Parecia indiferente por demais. Sua boca, não se mexia. Seus músculos, sequer davam sinais de vida. Comecei a me perguntar se aquele garoto estava mesmo vivo ou não. Foi então que ele levantou o braço.... Devagar, levantou o braço direito e apontou para algum lugar naquele mundo cinzento e sem vida. Eu vi sua boca se mexer, e então ele disse, aquilo. Preferia um milhão de vezes ter acordado naquela hora, senhor! Não queria, nem por um milhão, ver o que eu vi hoje a noite, doutor! Me entenda! Vou citar o que o garoto da faixa disse, porque você está aqui para isso, mas vou.... Ele disse:
- A morte está lá! Aljar! Aljar! – Então seu rosto virou-se para mim. Sua voz angelical me deu medo, oh, nunca irei esquece-la... – Você não sente quando a morte toca em você? A morte vive, caro homem, ela vive em você, ela te mata aos poucos, enfia sua adaga afiada em seu estômago e vai penetrando, lentamente, até mata-lo.... - Então voltou-se para seu infinito cinzento e seu braço, seu dedo apontando para o nada... – Aljar! Aljar!

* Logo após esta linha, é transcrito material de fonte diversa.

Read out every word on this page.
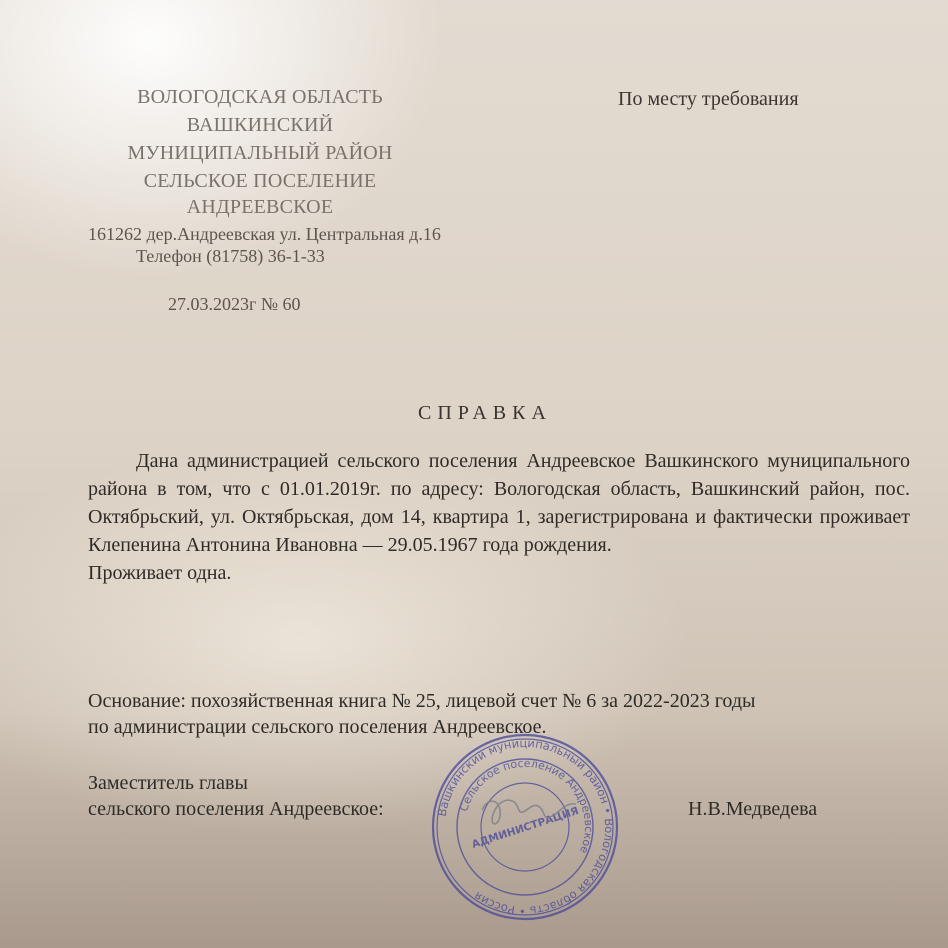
ВОЛОГОДСКАЯ ОБЛАСТЬ
ВАШКИНСКИЙ
МУНИЦИПАЛЬНЫЙ РАЙОН
СЕЛЬСКОЕ ПОСЕЛЕНИЕ
АНДРЕЕВСКОЕ
161262 дер.Андреевская ул. Центральная д.16
Телефон (81758) 36-1-33
27.03.2023г № 60
По месту требования
СПРАВКА

Дана администрацией сельского поселения Андреевское Вашкинского муниципального района в том, что с 01.01.2019г. по адресу: Вологодская область, Вашкинский район, пос. Октябрьский, ул. Октябрьская, дом 14, квартира 1, зарегистрирована и фактически проживает Клепенина Антонина Ивановна — 29.05.1967 года рождения.

Проживает одна.

Основание: похозяйственная книга № 25, лицевой счет № 6 за 2022-2023 годы
по администрации сельского поселения Андреевское.
Заместитель главы
сельского поселения Андреевское:	Н.В.Медведева
Вашкинский муниципальный район • Вологодская область • Россия
Сельское поселение Андреевское
АДМИНИСТРАЦИЯ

Me virei e vi.... Oh me deus! Aquela coisa! A coisa!
O relato acaba aí. Pelo o que parece, o paciente não deu mais detalhes sobre o que aconteceu naquele sonho, mais tarde. O paciente em questão Álvarez Teixeira, foi procurado, mas foi logo descoberta sua morte, por suicídio, poucos anos atrás. Já o manuscrito de Dr. Azevedo, provavelmente ainda está na casa de algum familiar. A coluna no jornal teve pouco público, e virou apenas mais uma história de horror entre tantas em Belo Monte. Hoje, algumas pesquisas discretas ainda buscam respostas sobre o que realmente levou à psicose de Álvarez Teixeira, o significado de tal sonho e, principalmente, porque o mesmo se matou.